Ahead of a meeting of EU member countries in Luxembourg on Monday, Lithuanian Foreign Minister Kęstutis Budrys blasted plans for the talks, which would mark Putin’s first trip to an EU country since he launched the full-scale invasion in February 2022. “I cannot imagine him crossing our airspace,” Budrys said.
“There is no place for war criminals in Europe,” he said. “The only place for Putin in Europe, that’s in The Hague, in front of the tribunal, not in any of our capitals.”
Asked whether the refusal to support the potential summit, brokered by the White House, would risk angering Trump, Budrys said only that “there are other ways, you know, if he wants to get there, but I would look for alternatives as well.”
Hungarian Prime Minister Viktor Orbán has carefully cultivated ties with both Putin and Trump, and has enthusiastically endorsed plans for his country to host the summit.
Meanwhile, the EU’s foreign affairs chief Kaja Kallas said plans for Putin — who is wanted by the International Criminal Court on war crimes charges — to come to Budapest are “not nice to see.”
However, she went on, “America has a lot of strength to pressure Russia to come to the negotiation table; if they use that, [then] of course, this is good.”
French Foreign Minister Jean-Noël Barrot added the talks could make sense, but only if they lead to an “immediate ceasefire.”

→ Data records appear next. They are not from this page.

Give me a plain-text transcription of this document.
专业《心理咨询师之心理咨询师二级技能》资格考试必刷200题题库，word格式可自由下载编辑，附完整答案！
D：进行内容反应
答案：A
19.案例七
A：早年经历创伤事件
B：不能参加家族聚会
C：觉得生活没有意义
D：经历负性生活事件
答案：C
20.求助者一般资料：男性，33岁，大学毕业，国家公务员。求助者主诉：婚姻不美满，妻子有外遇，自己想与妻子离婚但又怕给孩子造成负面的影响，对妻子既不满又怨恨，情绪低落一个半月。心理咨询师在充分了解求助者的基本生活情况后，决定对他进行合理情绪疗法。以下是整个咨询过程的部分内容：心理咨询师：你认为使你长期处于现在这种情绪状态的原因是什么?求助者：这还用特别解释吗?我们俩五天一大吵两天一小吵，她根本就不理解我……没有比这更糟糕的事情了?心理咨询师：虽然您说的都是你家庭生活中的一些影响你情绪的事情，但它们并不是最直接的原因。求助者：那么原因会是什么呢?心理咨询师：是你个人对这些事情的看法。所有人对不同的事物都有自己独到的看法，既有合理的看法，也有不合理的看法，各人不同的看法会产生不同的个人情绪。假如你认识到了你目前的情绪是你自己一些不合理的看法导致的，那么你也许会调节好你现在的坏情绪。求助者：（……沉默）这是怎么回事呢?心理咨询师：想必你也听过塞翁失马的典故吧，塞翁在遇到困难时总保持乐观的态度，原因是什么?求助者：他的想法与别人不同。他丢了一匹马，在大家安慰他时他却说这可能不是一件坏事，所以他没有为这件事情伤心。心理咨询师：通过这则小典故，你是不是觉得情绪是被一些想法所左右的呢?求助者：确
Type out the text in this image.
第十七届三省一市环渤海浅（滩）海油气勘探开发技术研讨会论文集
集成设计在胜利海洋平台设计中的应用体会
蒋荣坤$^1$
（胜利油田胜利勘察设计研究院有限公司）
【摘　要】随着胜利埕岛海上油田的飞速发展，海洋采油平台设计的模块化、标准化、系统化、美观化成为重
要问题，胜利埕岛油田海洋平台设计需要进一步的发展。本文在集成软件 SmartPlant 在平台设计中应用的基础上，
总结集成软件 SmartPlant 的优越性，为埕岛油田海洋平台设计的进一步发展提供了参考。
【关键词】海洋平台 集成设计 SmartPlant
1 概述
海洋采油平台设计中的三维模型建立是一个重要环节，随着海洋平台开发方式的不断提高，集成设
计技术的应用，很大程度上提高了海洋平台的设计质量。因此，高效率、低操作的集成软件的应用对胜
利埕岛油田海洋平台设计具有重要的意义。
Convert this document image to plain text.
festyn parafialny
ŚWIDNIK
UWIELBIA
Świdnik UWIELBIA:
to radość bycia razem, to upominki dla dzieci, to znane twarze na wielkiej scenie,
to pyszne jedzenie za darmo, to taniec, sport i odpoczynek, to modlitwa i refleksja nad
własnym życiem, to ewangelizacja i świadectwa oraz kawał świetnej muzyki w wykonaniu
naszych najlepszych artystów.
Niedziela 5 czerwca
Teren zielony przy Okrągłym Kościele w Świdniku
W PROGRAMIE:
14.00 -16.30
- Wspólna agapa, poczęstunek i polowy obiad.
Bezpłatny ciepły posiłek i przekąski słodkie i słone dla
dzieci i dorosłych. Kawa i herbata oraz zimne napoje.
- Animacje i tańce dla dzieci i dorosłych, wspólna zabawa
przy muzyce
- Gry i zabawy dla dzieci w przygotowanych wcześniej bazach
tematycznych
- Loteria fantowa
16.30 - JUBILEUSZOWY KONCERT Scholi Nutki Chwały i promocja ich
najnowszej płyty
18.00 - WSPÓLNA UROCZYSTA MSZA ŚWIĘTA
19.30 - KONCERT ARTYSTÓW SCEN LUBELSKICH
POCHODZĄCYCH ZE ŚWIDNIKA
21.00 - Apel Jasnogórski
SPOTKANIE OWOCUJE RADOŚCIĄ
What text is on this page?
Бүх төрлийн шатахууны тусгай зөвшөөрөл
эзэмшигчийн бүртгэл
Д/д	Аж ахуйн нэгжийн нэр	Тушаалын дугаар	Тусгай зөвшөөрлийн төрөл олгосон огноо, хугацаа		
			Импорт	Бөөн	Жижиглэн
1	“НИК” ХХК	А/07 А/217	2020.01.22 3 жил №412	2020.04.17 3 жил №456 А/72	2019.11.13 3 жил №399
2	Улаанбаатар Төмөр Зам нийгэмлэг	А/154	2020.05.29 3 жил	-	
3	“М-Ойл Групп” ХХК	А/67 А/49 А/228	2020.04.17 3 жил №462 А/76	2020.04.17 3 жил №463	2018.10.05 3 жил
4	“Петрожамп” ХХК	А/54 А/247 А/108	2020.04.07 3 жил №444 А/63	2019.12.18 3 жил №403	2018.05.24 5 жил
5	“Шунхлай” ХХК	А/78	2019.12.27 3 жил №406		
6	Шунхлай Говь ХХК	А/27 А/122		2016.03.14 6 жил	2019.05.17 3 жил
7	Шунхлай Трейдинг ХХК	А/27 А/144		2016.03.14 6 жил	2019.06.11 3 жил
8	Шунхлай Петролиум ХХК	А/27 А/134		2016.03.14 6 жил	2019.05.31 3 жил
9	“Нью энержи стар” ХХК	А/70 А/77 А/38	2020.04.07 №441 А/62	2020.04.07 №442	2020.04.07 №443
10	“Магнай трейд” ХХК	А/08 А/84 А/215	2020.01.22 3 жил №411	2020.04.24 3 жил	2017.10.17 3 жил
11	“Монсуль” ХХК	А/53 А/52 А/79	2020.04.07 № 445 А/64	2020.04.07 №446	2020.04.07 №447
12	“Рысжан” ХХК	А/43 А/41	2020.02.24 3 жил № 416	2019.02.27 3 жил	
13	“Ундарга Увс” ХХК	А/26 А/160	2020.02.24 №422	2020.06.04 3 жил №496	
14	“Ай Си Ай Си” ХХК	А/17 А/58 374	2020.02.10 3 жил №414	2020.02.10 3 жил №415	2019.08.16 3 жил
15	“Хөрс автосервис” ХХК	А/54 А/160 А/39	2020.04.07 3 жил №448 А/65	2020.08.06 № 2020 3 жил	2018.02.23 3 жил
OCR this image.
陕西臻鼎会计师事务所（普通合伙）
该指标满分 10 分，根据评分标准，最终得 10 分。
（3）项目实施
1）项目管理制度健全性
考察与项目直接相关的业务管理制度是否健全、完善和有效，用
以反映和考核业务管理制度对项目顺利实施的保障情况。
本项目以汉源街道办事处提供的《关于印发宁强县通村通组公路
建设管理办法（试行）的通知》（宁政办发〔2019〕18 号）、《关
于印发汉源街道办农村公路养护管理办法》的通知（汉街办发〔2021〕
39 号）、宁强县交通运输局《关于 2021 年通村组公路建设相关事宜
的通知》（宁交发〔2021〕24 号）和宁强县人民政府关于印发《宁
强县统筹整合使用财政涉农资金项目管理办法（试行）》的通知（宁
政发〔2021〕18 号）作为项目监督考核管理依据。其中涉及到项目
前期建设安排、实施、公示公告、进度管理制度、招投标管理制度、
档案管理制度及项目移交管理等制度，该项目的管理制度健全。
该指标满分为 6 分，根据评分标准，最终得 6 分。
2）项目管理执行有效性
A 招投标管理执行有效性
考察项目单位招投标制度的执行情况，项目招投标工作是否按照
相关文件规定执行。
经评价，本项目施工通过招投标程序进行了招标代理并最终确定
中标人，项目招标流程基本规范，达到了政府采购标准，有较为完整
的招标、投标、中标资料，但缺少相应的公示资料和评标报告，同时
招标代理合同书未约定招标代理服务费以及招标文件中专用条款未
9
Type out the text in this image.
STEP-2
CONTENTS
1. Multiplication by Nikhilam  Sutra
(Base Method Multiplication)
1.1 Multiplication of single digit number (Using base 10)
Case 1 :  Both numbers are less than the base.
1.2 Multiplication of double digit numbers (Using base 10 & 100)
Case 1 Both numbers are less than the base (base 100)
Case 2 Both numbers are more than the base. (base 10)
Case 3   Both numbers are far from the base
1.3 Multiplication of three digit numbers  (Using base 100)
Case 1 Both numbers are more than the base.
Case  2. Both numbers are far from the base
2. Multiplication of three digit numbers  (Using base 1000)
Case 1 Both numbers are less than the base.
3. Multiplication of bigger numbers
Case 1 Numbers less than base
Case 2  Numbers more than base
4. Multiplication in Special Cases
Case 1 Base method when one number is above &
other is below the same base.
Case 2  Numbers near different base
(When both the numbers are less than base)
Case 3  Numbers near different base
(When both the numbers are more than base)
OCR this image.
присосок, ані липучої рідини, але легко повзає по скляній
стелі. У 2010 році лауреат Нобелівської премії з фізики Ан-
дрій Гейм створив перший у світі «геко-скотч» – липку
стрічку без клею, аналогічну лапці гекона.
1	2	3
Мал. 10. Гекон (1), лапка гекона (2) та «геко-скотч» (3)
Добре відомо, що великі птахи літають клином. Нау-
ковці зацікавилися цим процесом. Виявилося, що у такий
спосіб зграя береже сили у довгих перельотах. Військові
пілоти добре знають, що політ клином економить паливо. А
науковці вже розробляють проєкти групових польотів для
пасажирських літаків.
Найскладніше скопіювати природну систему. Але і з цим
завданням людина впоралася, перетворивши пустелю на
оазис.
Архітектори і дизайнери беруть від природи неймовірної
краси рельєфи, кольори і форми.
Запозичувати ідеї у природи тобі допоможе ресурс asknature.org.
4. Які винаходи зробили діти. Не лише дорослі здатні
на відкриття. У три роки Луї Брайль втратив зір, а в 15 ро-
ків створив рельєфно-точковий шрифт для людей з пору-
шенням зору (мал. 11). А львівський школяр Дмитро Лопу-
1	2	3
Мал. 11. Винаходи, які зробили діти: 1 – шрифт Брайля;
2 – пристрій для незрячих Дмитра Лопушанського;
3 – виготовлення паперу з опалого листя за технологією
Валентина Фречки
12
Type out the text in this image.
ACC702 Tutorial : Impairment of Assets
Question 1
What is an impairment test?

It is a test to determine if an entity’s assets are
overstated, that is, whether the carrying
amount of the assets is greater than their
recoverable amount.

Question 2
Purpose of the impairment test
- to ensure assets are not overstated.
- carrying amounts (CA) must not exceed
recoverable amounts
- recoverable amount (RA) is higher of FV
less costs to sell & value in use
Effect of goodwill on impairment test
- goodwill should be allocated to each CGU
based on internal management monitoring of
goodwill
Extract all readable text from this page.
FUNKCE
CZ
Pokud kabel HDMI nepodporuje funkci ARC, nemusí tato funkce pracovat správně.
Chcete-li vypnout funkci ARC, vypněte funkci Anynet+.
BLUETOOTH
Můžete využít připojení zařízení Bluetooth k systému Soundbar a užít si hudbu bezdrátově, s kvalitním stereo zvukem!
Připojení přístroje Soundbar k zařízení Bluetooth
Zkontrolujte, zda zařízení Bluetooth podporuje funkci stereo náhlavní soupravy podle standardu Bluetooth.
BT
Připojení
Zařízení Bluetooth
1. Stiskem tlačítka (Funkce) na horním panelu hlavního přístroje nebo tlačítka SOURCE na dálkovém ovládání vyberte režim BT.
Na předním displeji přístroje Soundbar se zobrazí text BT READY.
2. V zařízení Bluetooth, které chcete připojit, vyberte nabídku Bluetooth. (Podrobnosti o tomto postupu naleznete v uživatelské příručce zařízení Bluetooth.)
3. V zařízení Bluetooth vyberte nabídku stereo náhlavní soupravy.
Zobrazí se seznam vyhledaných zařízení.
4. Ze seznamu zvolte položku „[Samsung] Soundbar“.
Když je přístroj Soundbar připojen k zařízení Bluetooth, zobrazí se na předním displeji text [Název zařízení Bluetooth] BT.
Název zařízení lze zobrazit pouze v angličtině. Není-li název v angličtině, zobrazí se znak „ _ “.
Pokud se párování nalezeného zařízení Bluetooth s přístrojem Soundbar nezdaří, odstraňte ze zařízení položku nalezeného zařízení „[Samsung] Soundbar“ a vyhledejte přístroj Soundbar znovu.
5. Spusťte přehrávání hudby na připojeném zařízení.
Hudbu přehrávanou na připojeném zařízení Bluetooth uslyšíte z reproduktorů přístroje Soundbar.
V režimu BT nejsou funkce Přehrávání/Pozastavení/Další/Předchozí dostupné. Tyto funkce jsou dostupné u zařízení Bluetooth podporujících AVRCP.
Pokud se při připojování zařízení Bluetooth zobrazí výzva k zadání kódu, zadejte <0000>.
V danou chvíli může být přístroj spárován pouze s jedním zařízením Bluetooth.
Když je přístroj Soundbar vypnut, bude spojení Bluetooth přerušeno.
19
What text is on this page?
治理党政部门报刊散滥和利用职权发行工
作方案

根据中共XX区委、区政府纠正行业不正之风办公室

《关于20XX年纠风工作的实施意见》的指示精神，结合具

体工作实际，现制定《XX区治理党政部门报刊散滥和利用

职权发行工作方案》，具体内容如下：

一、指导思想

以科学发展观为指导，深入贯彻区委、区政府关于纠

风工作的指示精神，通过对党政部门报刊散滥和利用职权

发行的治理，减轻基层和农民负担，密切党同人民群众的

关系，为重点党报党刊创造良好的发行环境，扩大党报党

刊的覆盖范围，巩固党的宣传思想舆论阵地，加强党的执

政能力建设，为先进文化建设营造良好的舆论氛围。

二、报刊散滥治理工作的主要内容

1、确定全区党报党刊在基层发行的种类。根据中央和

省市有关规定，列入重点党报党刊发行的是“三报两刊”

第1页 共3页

The European Commission has hinted that airspace restrictions preventing Russian diplomats from traveling to much of the continent could be relaxed to allow Putin to take part in the talks.
POLITICO reported Monday that Trump had told Ukrainian President Volodymyr Zelenskyy that he will “try to end this [war] on the current line” of military contact, rather than push for Kyiv to give up territory in the Donbas that Moscow’s forces have been unable to conquer on the battlefield.